Deux ou trois fois pendant la nuit j’ai cru l’entendre soupirer en bas de notre lit — mais ce n’était en fait qu’un doux ronflement du copain qui dormait sur son dos à mes côtés. J’ai eu un cauchemar, ce qui m'arrive rarement, qui nous a réveillés tous les deux d’un sommeil peu reposant quand j’ai secoué le lit avec une violence surprenante, surtout pour quelqu’un qui dort. Dans ce rêve j’étais en train d’être poursuivi de trois petits serpents très agiles, genre serpent corail, qu’une femme avait lâchés devant moi pour une sorte de test de vérification : « S’ils ne font que siffler, ça va. Mais s’ils essayent de te mordre, alors… » elle m’avait expliqué avant de soulever le morceau de tissu sombre qui les couvrait. Ils ont tout de suite sauté vers moi, leurs petites bouches ouvertes, et c’est alors que je me suis rendu compte que je n'avais plus envie de subir cet examen pour le moins obscur — c’est mon effort pour me sauver de mes inquisiteurs reptiliens qui nous a réveillés.

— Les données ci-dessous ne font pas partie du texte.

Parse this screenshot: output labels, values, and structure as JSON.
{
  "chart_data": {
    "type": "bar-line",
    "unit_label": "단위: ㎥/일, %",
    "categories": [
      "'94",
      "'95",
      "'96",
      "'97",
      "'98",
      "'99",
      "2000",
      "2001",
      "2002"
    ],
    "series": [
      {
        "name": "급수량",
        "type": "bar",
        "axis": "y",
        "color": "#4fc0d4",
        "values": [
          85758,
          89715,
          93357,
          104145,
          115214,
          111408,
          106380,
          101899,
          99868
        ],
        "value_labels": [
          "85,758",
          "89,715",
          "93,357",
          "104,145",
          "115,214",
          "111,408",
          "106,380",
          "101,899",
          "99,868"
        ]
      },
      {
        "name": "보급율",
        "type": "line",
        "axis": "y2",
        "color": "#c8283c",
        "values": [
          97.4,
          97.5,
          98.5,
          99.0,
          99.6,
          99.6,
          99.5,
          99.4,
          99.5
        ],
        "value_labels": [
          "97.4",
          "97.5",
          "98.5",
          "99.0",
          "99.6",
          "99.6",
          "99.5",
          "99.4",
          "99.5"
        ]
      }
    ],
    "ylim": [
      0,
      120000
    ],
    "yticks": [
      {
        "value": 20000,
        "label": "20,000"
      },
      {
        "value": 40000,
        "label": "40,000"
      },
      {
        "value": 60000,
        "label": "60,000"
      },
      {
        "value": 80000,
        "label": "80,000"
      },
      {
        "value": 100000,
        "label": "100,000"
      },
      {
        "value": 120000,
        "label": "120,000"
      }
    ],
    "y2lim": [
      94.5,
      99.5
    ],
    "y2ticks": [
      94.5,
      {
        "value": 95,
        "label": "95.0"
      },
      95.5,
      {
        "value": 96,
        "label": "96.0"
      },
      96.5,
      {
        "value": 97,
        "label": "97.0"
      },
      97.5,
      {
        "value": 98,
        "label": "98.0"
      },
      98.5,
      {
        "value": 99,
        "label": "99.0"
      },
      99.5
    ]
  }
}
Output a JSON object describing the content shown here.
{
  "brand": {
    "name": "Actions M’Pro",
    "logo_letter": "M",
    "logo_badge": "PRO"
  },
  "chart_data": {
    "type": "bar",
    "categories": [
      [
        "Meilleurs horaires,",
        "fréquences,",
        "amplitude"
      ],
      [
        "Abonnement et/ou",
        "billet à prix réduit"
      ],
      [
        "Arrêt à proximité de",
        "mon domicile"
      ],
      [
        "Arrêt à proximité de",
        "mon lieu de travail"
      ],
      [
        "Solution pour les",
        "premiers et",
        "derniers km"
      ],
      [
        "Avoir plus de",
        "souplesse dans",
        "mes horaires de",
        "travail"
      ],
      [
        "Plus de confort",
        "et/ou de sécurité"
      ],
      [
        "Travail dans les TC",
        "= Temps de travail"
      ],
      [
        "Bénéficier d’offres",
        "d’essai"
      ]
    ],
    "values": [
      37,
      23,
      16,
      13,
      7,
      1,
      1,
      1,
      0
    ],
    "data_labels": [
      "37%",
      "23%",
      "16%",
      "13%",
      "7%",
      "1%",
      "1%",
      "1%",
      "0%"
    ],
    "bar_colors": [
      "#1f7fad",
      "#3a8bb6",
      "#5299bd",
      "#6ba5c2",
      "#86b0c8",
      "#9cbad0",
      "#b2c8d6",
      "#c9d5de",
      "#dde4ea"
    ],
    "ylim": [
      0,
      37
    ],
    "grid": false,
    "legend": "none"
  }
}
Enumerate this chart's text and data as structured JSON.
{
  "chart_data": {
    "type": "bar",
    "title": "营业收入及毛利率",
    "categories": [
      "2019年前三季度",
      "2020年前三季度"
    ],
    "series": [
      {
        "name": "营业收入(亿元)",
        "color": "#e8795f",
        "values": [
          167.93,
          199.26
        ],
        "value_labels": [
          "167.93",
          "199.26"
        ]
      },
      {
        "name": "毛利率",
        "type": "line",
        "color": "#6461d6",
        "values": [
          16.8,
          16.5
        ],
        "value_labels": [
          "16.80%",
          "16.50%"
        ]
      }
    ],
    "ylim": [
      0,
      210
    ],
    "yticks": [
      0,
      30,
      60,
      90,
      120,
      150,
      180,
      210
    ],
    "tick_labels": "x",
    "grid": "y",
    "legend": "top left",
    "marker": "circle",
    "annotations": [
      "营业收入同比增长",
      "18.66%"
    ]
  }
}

C’est dire que je me culpabilise toujours de la décision d'avoir fait donner une piqûre à Betty, en me demandant si nous avons fait assez pour elle, si nous avons souffert nous-mêmes assez pour elle. Mais je sais aussi ce que je voyais — elle ne vivait plus dans ce monde, elle vivait seulement dans sa maladie, qui prenait toutes ses forces amoindrissantes. L'obliger à rester parmi nous un ou deux jours de plus dans l’état où elle était et qui allait de plus en plus mal aurait été égoïste — il ne fallait surtout pas qu’elle souffrît inutilement.

Mais il y a ce vide, ce silence, ce calme opprimant dans l’appartement. Je ne l’entends plus changer de position sur les tuiles du plancher de la cuisine — ses griffes y faisaient un clic-clac familier. Je ne l’entends plus laper de l’eau avec bruit. On ne la voyait pas tellement, mais on savait qu’elle était là. On laissait allumée la radio quand on la quittait — « elle nous dira ce qu’on raconte sur WNYC », on se disait en fermant la porte à clef. Il faut dire que je suis heureux de ne plus avoir à m’inquiéter, avec cette angoisse si particulière qui m'avait tant serré le cœur, quand je verrai les pompiers devant chez nous. Car le pire est déjà arrivé.